Eventstream pipeline below shows a real-time monitoring system set up to watch a Lakehouse for the occurrence of any object-level event, such as creating, deletion, modification, or access. Eventstream is configured to ingest any such event from the Lakehouse into the Eventhouse after it flows through transformation steps. 

This setup enables governance teams to detect unauthorized changes, monitor activity, and trigger alerts when a specific pattern is detected. This demonstrates how Fabric supports real-time observability and trigger actions.

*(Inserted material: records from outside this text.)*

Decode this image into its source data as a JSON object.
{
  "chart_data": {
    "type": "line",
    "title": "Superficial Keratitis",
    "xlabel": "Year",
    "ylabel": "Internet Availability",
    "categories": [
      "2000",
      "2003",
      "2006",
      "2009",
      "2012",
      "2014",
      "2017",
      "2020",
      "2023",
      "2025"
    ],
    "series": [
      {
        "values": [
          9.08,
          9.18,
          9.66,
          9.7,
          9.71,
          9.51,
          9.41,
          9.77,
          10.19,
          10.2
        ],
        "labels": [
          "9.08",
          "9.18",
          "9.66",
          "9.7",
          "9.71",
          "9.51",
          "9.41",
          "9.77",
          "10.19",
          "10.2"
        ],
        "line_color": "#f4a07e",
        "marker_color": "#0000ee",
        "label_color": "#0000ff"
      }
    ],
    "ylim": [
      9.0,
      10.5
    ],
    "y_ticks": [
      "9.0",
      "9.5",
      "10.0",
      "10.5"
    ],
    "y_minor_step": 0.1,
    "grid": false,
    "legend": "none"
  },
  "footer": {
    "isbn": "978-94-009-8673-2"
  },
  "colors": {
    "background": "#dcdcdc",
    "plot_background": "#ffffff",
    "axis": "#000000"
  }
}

How Fabric supports real-time observability and trigger actions

Opportunities and Challenges

Opportunities

  • Natural language – Accelerated BI adoption, insights delivered where the users already work (Teams, Excel, Power BI), and a single semantic truth made accessible through natural language.
  • Unified governance – Supports centralized metadata, access control, and governance
  • RTI – Supports use cases such as fraud detection, live tracking, and predictive maintenance.

Challenges

  • Query latency – This can be a challenging factor, especially when working on integrating multiple semantic models. 
  • Data privacy and governance – There has to be a tight integration with Microsoft Fabric's semantic model in order to better manage access and compliance across organizational data
  • Limitations in real-time transformation
  • Model output – AI output still depends on the semantic model data quality and accuracy

Key Takeaways

  • AI enablement – Fabric’s Data Agents and Copilot bring AI to business users’ fingertips. But raises the bar for tighter data and resource governance.
  • Low-code agent orchestration – Business users can build workflows and trigger actions without coding knowledge
  • Maturity is a moving target – Organizations should keep the practices adaptive and align policies while Fabric matures.
  • The quality of the output is still heavily dependent on the semantic model data accuracy and completeness. There is also noticeable latency that can be introduced by complex queries.